Prilly menyesal kenapa dari kemarin menolak memakan apapun yang di sodorkan keluarganya hingga akhirnya dia harus berakhir dengan berbaring di ranjang seperti ini. Prilly tahu kondisi tubuhnya tidak fit bahkan sekarang mengangkat tangannya saja sepertinya dia sudah tidak sanggup.

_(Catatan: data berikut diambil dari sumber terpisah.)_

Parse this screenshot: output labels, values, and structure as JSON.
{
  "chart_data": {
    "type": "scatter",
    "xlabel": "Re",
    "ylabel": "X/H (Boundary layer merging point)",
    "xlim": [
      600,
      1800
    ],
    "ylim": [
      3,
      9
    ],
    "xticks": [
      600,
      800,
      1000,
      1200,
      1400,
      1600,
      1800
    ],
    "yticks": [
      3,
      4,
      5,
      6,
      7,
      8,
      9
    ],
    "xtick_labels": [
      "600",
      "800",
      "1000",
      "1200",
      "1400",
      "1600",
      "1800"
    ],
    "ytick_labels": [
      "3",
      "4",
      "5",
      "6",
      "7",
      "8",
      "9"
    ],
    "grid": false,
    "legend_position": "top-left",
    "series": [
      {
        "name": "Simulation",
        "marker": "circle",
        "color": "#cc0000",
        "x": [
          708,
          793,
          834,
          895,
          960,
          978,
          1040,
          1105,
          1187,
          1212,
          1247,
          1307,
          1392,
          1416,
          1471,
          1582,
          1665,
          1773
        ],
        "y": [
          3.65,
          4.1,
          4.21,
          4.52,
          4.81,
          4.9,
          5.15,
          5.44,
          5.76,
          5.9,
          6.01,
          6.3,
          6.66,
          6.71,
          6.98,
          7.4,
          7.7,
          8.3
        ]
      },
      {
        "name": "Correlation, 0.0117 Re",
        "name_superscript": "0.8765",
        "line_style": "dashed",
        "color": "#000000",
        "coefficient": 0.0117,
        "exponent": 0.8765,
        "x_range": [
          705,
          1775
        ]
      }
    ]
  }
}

"Mas lemes.." Adunya pada Ali. Ali mengusap lembut dengan Prilly sebelum beranjak mengambil nampan yang ia bawa tadi. "Makan dulu ya, kamu lemes karena dari kemarin nggak makan Sayang." jelas Ali yang diangguki Prilly.
Tunggu dulu! Bukankah barusan Ali memanggilnya Sayang? Dia tidak salah dengar bukan?

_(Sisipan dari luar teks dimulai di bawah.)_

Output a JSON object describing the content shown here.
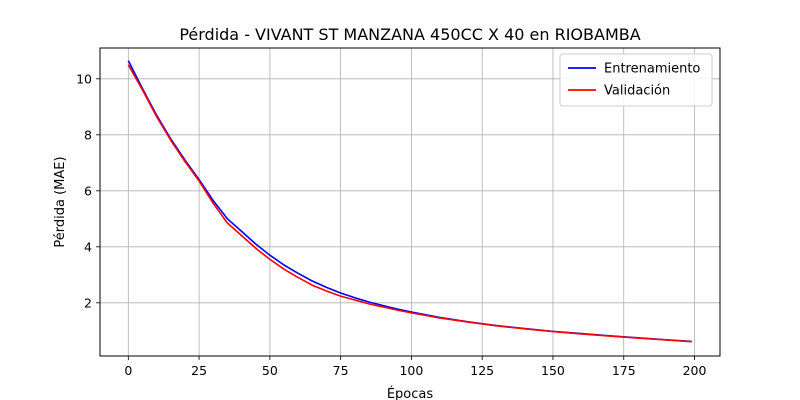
{
  "chart_data": {
    "type": "line",
    "title": "Pérdida - VIVANT ST MANZANA 450CC X 40 en RIOBAMBA",
    "xlabel": "Épocas",
    "ylabel": "Pérdida (MAE)",
    "xlim": [
      -10,
      209
    ],
    "ylim": [
      0.1,
      11.1
    ],
    "xticks": [
      0,
      25,
      50,
      75,
      100,
      125,
      150,
      175,
      200
    ],
    "yticks": [
      2,
      4,
      6,
      8,
      10
    ],
    "grid": true,
    "legend_position": "top-right",
    "series": [
      {
        "name": "Entrenamiento",
        "color": "#0000ff",
        "x": [
          0,
          5,
          10,
          15,
          20,
          25,
          30,
          35,
          40,
          45,
          50,
          55,
          60,
          65,
          70,
          75,
          80,
          85,
          90,
          95,
          100,
          110,
          120,
          130,
          140,
          150,
          160,
          170,
          180,
          190,
          199
        ],
        "y": [
          10.65,
          9.65,
          8.7,
          7.85,
          7.1,
          6.4,
          5.65,
          5.0,
          4.55,
          4.1,
          3.7,
          3.35,
          3.05,
          2.78,
          2.55,
          2.35,
          2.18,
          2.03,
          1.9,
          1.78,
          1.67,
          1.48,
          1.32,
          1.19,
          1.08,
          0.98,
          0.9,
          0.82,
          0.75,
          0.68,
          0.62
        ]
      },
      {
        "name": "Validación",
        "color": "#ff0000",
        "x": [
          0,
          5,
          10,
          15,
          20,
          25,
          30,
          35,
          40,
          45,
          50,
          55,
          60,
          65,
          70,
          75,
          80,
          85,
          90,
          95,
          100,
          110,
          120,
          130,
          140,
          150,
          160,
          170,
          180,
          190,
          199
        ],
        "y": [
          10.5,
          9.6,
          8.65,
          7.8,
          7.05,
          6.35,
          5.55,
          4.85,
          4.4,
          3.95,
          3.55,
          3.2,
          2.9,
          2.63,
          2.42,
          2.24,
          2.1,
          1.96,
          1.85,
          1.74,
          1.64,
          1.46,
          1.31,
          1.18,
          1.07,
          0.97,
          0.89,
          0.81,
          0.74,
          0.67,
          0.61
        ]
      }
    ]
  }
}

"Mas.." Prilly memanggil Ali, pria itu langsung menoleh dan menatap lembut kearahnya seketika Prilly salah tingkah karenanya. "Terima kasih karena udah nemenin aku." Matanya kembali berkaca-kaca. Prilly sangat bersyukur dengan kehadiran Ali di sisinya.
Ali tersenyum lebar lalu menganggukkan kepalanya. "Mas senang kalau dengan kehadiran Mas bisa membuat kamu lebih baik." jawab Ali dengan lembut.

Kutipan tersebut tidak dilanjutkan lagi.